I've often expressed negative reactions to suggestions of group working sessions and pair programming. I'm not happy with the manner in which I find myself doing this.
Since I feel like I just did it again in our team retrospective, I thought it would be worth trying to unpack it more directly.
Lately, I've been trying to give more attention to my mental health. On a workaday basis, I think I'm decently functional. But, there are a few troublesome spots in my psychological bad sector map.
Pair programming and intensive group work fall squarely into these bad sectors.
I can do meetings, discussions, demos, and presentations. It's uncomfortable (see: social anxiety), but I can manage it.
But, dealing with people seems to consume the brain power I use for deep thinking & comprehension - which are the things I use most in building software & learning.
It's like I can't have those two areas of my brain powered up at the same time. I experience anxiety & exhaustion when I try. If I push really hard, I can stumble through. But, I feel less than effective. I don't definitely don't feel enjoyment or reward.
So, solo heads-down work followed by group review & discussion is where I'm happiest. Different modes at different times.

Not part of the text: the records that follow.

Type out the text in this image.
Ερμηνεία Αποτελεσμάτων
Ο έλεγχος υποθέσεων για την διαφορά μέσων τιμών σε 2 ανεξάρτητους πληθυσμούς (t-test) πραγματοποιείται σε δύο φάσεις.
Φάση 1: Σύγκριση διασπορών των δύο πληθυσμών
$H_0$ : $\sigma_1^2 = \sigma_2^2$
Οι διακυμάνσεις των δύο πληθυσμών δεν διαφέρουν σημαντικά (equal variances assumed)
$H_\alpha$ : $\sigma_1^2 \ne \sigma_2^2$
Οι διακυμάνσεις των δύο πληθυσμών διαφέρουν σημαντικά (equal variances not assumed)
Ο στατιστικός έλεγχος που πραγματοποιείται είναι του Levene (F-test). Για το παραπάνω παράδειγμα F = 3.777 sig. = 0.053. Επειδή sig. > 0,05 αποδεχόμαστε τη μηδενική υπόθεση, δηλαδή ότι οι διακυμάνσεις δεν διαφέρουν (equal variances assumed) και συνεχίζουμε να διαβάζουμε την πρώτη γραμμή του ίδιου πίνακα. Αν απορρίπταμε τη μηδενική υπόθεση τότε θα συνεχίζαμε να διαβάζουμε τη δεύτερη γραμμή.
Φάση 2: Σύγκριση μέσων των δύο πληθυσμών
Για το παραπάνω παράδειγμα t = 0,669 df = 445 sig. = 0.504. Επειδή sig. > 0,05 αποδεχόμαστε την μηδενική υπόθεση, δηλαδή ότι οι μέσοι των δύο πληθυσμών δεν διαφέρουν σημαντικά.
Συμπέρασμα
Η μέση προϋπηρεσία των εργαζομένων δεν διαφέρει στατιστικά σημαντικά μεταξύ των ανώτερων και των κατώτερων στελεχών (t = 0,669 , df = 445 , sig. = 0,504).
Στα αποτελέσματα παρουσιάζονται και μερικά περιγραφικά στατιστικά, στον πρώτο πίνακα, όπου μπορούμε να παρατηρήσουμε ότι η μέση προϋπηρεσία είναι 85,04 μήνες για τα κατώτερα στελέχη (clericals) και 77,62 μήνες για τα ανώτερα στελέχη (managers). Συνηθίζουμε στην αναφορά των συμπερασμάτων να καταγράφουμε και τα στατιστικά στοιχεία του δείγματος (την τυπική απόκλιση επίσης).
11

Also, I need to go off and read the docs. Someone can spend 30 minutes explaining something to me in great verbal detail. But, it will fall right out of my head like a coarse sieve. Then, I'll still need to spend 30 minutes of quiet reading to catch up. This is a source of frustration for me.
I suspect my difficulty with verbal comprehension is similar to when I can rarely remember someone's name when they introduce themselves to me at a party - only on a much larger scale. (Maybe a combo of social anxiety and short-term memory & attention glitches from ADHD?)
Anyway, I think that's the source of my reactions when pair programming surfaces as a topic. Rather than express fear directly, I often couch it in abstract arguments. But, honestly, I think it's my personal issue.
If more group work sessions and pair programming are things we decide make us more effective as a team, I will do my best to work that way. As a professional adult, I recognize that work can take me out of my comfort zone. Maybe someday a load-bearing wall in my psychology will shift.
I'm also hoping that by laying this out, I can convince myself to ease off reactions because I've opened up about the underlying concern. Other folks seem to enjoy working in shared sessions, so I don't think it's a helpful contribution for me to repeatedly resist the concept in general.
But, I think I can say that it doesn't work for me. I just feel bad asserting that boundary when lots of other folks seem to be having a fine time and I'm the odd one out spewing stop energy.
Links
- https://en.wikipedia.org/wiki/Mob_programming
- Mob programming sounds like a nightmare
- https://spin.atomicobject.com/2020/01/10/overcoming-pair-formance-anxiety/
- "Now you’re programming with something like half a brain and putting everything you type through the world’s most pessimistic linter at the same time."
- https://news.ycombinator.com/item?id=16708458
- "Pair programming works for specific people, for others it's an exercise in anxiety."
- https://en.wikipedia.org/wiki/Design_by_committee
- This is the kind of abstract process argument I come up with when I'm avoiding expressing my own fear & anxiety. To be fair, for folks who are effective at pairing, I don't think this is the issue.
- https://www.reddit.com/r/cscareerquestions/comments/8vx4yr/how_to_overcome_pair_programming_anxiety/e1tfrm3/
- "No, I can be an anxious person sometimes. I have strategies to manage it most of the time; I’ve just identified this area as a trigger that I’m having trouble with."